About CUDA portability

Hello all!

I have a few doubts concerning CUDA’s portability.

I’m developing an application which I’d like to run on different machines. The thing is, to which point can I ship my CUDA application without also shipping nvcc and the other C/C++ compilers? Is it possible to just ship an executable and CUDA’s driver? (I mean, CUDA’s driver is always needed to run the application on the GPU right?)

If you write your code to use the lower-level driver API, all you need to ship is the executable (and make sure your users have up-to-date drivers installed). If you want to use the higher-level runtime API, you need to distribute the runtime DLL (cudart.dll) along with your executable.

Other than that, they don’t need to have nvcc or anything else installed to make it work.


Now, if I want to load a PTX at runtime, I’d need nvcc right? As I understand, when you load the PTX it still needs to be compiled…

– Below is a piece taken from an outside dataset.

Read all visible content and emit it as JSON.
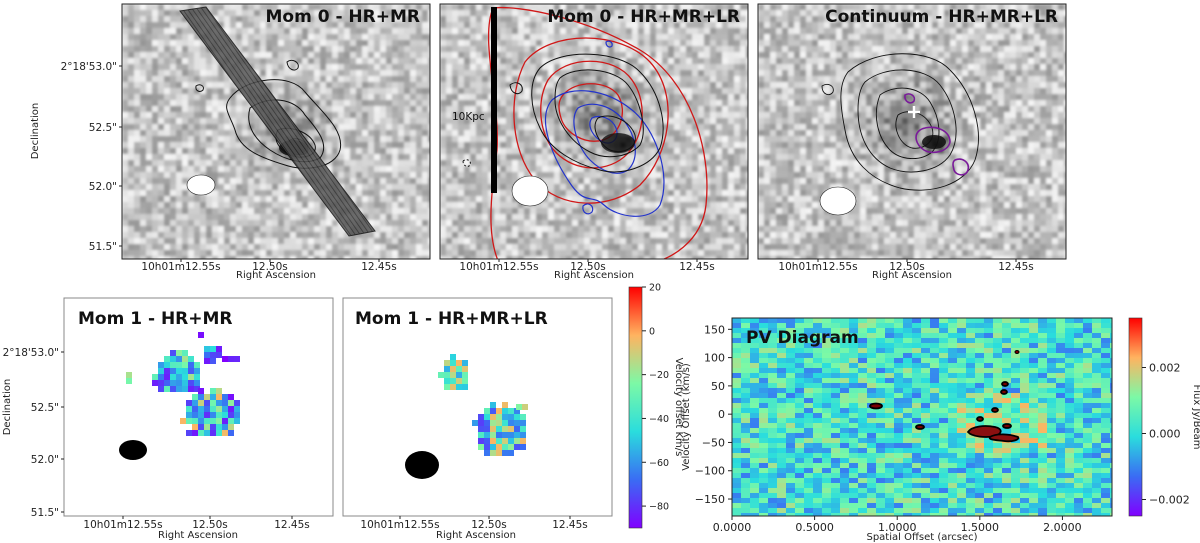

Nope, you can load PTX at runtime through the driver API methods cuModuleLoad and cuModuleLoadData (depending on how you want to access the PTX files).

The zipped cudart.so weighs in at only 85k whereas the whole driver package weighs in at 14352k … What evil did the little runtime do to not just get installed along with the driver and friends?

I still need to have nvcc to generate the PTX or is there another way to generate the kernel in runtime like in OpenCL?